Communiqué de la LDH
Nous avons perdu Pierre Vidal-Naquet, membre d’honneur du Comité central de la LDH.
Nous avons perdu un des plus éminents représentants de ce que l’affaire Dreyfus a fait naître : un intellectuel. Ce mot, décrié par les chantres de l’apolitisme, continue à désigner celles et ceux qui mettent leur intelligence au service d’un « engagement », autre terme qui n’est daté que pour les théoriciens de leur propre confort.
L’engagement ! Toute l’existence de Pierre Vidal-Naquet en fut tissée. La disparition de ses parents en juin 1944, presque en même temps que Victor et Ilona Basch, ne se limita jamais pour lui à une tragédie familiale : l’histoire était là, avec le poids monstrueux du négatif en cette période noire. L’histoire à laquelle il allait consacrer toute sa vie active.
L’histoire de la Grèce antique certes, dont il a été l’un des plus grands spécialistes de son temps, mais ce choix, qui visait à maîtriser par l’éloignement du sujet la passion militante qui était la sienne, ne l’empêcha jamais d’affronter parallèlement les démons du présent. Il était, avec Madeleine Rebérioux, avec Daniel Mayer et quelques autres au début assez peu nombreux, de ceux qui n’ont pas supporté l’ignominie de la torture en Algérie. Il était aussi, avec Jean-Marie Domenach et Michel Foucault, l’un des signataires du manifeste du Groupe d’information sur les prisons en 1971. Et en 2003 encore, il était l’un des auteurs de l’appel « Une autre voix juive », qui disait la solidarité de personnalités juives avec le peuple palestinien. Solidarité qui avait d’autant plus de poids qu’elle était celle d’un pourfendeur du révisionnisme et du négationnisme : celui qui avait écrit « Les assassins de la mémoire » ne pouvait être suspecté d’aucune complaisance ni d’aucune faiblesse pour la moindre trace d’antisémitisme.
Innombrables seraient les exemples de combats partagés avec la LDH dans cette vie si riche et si dense. Il nous est arrivé bien sûr de ne pas être entièrement d’accord avec Pierre Vidal-Naquet, par exemple ces derniers mois sur la « loi Gayssot ». Mais jamais ces discussions ne nous ont séparés sur l’essentiel : elles n’étaient que la vitalité du débat fraternel entre militants de l’universel.

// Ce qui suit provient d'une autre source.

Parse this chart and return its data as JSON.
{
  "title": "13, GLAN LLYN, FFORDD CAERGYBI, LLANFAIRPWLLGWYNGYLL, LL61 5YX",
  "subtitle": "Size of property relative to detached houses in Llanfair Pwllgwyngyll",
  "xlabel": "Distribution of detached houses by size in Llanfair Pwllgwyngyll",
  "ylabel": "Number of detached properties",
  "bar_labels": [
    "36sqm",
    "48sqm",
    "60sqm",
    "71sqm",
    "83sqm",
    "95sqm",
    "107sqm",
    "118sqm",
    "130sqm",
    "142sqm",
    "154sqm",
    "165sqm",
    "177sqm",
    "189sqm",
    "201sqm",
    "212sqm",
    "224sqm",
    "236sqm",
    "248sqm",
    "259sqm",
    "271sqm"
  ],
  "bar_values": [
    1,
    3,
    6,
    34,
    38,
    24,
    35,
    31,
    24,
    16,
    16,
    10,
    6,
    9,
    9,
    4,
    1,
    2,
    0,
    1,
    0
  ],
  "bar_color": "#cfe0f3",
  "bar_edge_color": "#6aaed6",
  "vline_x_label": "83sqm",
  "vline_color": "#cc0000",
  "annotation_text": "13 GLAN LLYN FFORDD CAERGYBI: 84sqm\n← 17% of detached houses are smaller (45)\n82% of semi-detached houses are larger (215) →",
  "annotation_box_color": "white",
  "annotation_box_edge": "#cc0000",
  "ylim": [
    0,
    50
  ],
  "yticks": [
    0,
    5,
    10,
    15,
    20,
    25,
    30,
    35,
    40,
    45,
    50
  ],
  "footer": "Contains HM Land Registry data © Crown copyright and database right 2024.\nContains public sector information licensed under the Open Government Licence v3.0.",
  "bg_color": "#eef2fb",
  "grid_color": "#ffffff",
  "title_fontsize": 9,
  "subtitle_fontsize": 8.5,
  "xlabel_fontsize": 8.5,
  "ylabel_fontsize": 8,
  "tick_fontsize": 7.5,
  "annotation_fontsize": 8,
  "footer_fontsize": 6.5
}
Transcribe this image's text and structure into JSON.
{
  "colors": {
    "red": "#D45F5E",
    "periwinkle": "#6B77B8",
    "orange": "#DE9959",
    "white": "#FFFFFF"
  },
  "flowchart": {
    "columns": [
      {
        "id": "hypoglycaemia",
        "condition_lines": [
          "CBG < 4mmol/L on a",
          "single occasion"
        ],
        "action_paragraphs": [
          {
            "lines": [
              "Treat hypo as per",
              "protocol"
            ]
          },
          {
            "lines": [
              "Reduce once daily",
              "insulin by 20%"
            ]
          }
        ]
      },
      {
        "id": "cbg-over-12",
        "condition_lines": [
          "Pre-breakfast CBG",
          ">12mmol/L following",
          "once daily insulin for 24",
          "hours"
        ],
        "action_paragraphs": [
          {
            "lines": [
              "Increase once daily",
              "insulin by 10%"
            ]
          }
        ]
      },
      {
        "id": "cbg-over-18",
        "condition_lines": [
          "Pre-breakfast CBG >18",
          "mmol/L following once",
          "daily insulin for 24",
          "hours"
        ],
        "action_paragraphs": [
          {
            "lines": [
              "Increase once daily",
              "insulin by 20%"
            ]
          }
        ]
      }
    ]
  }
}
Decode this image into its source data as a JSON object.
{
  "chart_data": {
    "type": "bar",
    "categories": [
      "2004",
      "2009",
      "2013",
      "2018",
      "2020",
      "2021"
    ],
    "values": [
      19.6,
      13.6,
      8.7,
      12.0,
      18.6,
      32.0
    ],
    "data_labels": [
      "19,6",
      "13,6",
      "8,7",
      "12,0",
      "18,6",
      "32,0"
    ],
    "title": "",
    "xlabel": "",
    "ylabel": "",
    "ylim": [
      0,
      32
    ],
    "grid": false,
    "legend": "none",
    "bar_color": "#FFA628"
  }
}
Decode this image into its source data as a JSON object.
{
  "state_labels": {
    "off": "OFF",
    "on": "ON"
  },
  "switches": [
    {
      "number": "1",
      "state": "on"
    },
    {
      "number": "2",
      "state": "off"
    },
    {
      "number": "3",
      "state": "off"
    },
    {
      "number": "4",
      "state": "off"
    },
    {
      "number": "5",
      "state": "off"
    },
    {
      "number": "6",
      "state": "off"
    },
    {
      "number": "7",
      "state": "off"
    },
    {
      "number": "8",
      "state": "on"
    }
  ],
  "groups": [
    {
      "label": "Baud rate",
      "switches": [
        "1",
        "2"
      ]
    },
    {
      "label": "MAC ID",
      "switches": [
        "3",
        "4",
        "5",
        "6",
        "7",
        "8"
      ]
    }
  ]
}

Il y a moins de dix-huit mois nous nous retrouvions avec lui pour célébrer la mémoire de Madeleine Rebérioux qui venait de disparaître. Nous disions de Madeleine alors qu’elle avait été de tous les combats pour la dignité des Hommes. Comment ne pas le redire aujourd’hui ?
La mémoire des justes ne s’efface pas tant que leurs idées continuent à vivre. Pierre Vidal-Naquet reste parmi nous, comme un ami fidèle et un exemple pour demain.